4. To be eligible to receive a matching grant from the department, a county or municipality which includes a medically underserved area shall:
(1) Apply for the matching grant; and
(2) Provide evidence satisfactory to the department that it has entered into an agreement or combination of agreements with a collaborating physician or physicians for the collaborating physician or physicians and assistant physician or assistant physicians in accordance with a collaborative practice agreement under section 334.037 to provide primary care in the medically underserved area for at least two years.
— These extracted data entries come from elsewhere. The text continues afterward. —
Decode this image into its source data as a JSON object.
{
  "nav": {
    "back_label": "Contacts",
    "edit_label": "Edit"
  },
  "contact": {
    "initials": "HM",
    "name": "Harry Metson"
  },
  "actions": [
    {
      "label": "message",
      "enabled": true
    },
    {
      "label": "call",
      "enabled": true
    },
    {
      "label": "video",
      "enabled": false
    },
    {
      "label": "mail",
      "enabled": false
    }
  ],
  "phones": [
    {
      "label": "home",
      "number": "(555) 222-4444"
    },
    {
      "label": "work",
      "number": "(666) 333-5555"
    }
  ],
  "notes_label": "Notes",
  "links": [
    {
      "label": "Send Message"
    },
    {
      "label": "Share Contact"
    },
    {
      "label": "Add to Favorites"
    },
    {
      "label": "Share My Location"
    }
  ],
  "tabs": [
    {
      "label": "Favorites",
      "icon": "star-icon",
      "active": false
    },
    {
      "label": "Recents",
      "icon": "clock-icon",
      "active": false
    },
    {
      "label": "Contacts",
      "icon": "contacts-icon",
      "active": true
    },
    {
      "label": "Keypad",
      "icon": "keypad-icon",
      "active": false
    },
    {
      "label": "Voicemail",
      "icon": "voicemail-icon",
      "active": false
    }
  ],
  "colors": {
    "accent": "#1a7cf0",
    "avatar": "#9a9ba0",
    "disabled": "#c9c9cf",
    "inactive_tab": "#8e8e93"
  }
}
5. The department shall promulgate rules necessary for the implementation of this section, including rules addressing:
(1) Eligibility criteria for a medically underserved area;
(2) A requirement that a medical clinic utilize an assistant physician in a collaborative practice arrangement under section 334.037;
(3) Minimum and maximum county or municipality contributions to the start-up money for a medical clinic to be matched with grant moneys from the state;
(4) Conditions under which grant moneys shall be repaid by a county or municipality for failure to comply with the requirements for receipt of such grant moneys;
(5) Procedures for disbursement of grant moneys by the department;
(6) The form and manner in which a county or municipality shall make its contribution to the start-up money; and
(7) Requirements for the county or municipality to retain interest in any property, equipment, or durable goods for seven years, including but not limited to the criteria for a county or municipality to be excused from such retention requirement.